Islam sendiri mengajarkan, dimana
Rasulullah SAW bersabda yang artinya : “Tuntutlah ilmu sejak dari
buaian sampai liang lahat” Hadits tersebut menjadi dasar dari ungkapan “Long
life education” atau pendidikan seumur hidup.
Tujuan pendidikan adalah untuk keselamatan (Ki Hajar Dewantoro), ini
mengandung arti kalau orang banyak tahu, banyak wacana, banyak wawasan maka dia
akan terselamatkan dari salah-salah berpikir dan salah-salah bertindak. Namun
ada yang berkata seperti ini, ada orang yang berpendidikan tinggi tapi dia
belum sukses, malah di sosial dia sepertinya tidak punya people skill, social skill
sehingga dia dijauhi. Tanya kenapa?.
Ingatlah bahwa pendidikan itu tidak hanya kognisi saja, disana ada hard skill (pendidikan teknis) seperti
mengetik 10 jari, ada juga yang bersifat ilmu (ilmu fisika, kimia, matematika,
pola-pola alam semesta seperti apa, inilah kognisi), dan yang tidak kalah
pentingnya adalah pendidikan emosi/ afeksi, perasaan juga spiritualnya.
Pendidikan/ kecerdasan emosi inilah yang akan membuat anda sampai dengan aman, pintar tapi tanpa penguasaan emosi itu
bahaya, beresiko bagi dirinya sendiri maupun orang lain.
Saat anda sekolah kemudian didzolimi teman, difitnah teman, atau
mungkin ada guru anda yang galak, ingatlah bahwa ini juga sekolah dalam rangka
anda sedang belajar, yakni belajar melatih emosi supaya sabar dan ikhlas. Mari
mulai saat ini kita berkomitmen untuk lebih mendalam menafkahi baik fikiran
kita maupun perasaan kita, karena mendidik perasaan juga bagian dari keilmuan
kita mendidik hati kita. Dan jadilah PEMBELAJAR SEJATI! (Dedi Susanto).
Kalau sekolah ini dimaknai sebagai proses belajar maka ini akan
menghasilkan suatu kesuksesan (Kak Seto/ Seto Mulyadi), karena belajar yang
terus menerus, belajar dalam pengertian mengubah dari yang tidak tahu menjadi
tahu, mengubah dari yang salah menjadi benar dan seterusnya.
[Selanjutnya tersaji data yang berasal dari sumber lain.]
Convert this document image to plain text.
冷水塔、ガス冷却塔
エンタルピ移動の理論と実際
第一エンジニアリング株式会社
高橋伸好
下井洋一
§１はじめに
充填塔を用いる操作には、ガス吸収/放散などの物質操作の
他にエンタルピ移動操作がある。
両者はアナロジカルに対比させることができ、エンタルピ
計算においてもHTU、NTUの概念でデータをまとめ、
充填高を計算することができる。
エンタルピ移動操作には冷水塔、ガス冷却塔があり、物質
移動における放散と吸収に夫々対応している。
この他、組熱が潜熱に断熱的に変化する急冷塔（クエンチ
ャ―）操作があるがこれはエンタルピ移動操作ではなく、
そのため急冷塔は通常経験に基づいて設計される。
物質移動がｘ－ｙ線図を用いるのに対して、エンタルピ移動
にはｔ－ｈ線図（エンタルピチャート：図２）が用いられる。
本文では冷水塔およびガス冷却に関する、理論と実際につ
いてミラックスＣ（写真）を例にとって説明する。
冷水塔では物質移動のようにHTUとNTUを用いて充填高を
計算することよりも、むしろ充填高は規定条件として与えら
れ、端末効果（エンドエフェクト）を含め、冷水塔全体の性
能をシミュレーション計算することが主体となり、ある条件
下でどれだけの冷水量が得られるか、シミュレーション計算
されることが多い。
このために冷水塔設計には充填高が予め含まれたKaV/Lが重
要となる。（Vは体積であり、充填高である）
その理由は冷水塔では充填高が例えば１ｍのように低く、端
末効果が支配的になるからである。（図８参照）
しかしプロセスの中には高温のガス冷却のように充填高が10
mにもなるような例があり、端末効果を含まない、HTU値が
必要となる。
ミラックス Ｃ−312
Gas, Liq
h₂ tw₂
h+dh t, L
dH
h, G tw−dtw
Tapi jika sekolah
itu hanya sekedar berkumpul di sebuah tempat/gedung, kemudian narkoba, tawuran
, bullying dan sebagainya hanya
sekedar pergi ke sekolah, maka itu tidak akan menghasilkan kesuksesan.
Jika mengacu kepada definisi pendidikan dalam Undang-Undang Pendidikan
No. 20 Tahun 2003 tentang sistem pendidikan nasional, bahwa pendidikan adalah “suatu proses pembelajaran yang direncanakan
agar peserta didik bisa mengembangkan potensinya secara optimal”, dan juga “memberdayakan”, karena setiap anak pada
dasarnya unggul, cerdas, dengan berbagai macam spektrum yang luas, bisa cerdas
matematika, musik, menggambar, olah raga, teater dan sebagainya. Nah, jika
potensi ini dikembangkan, maka sebagai contoh ini bisa menghasilkan 5 (lima)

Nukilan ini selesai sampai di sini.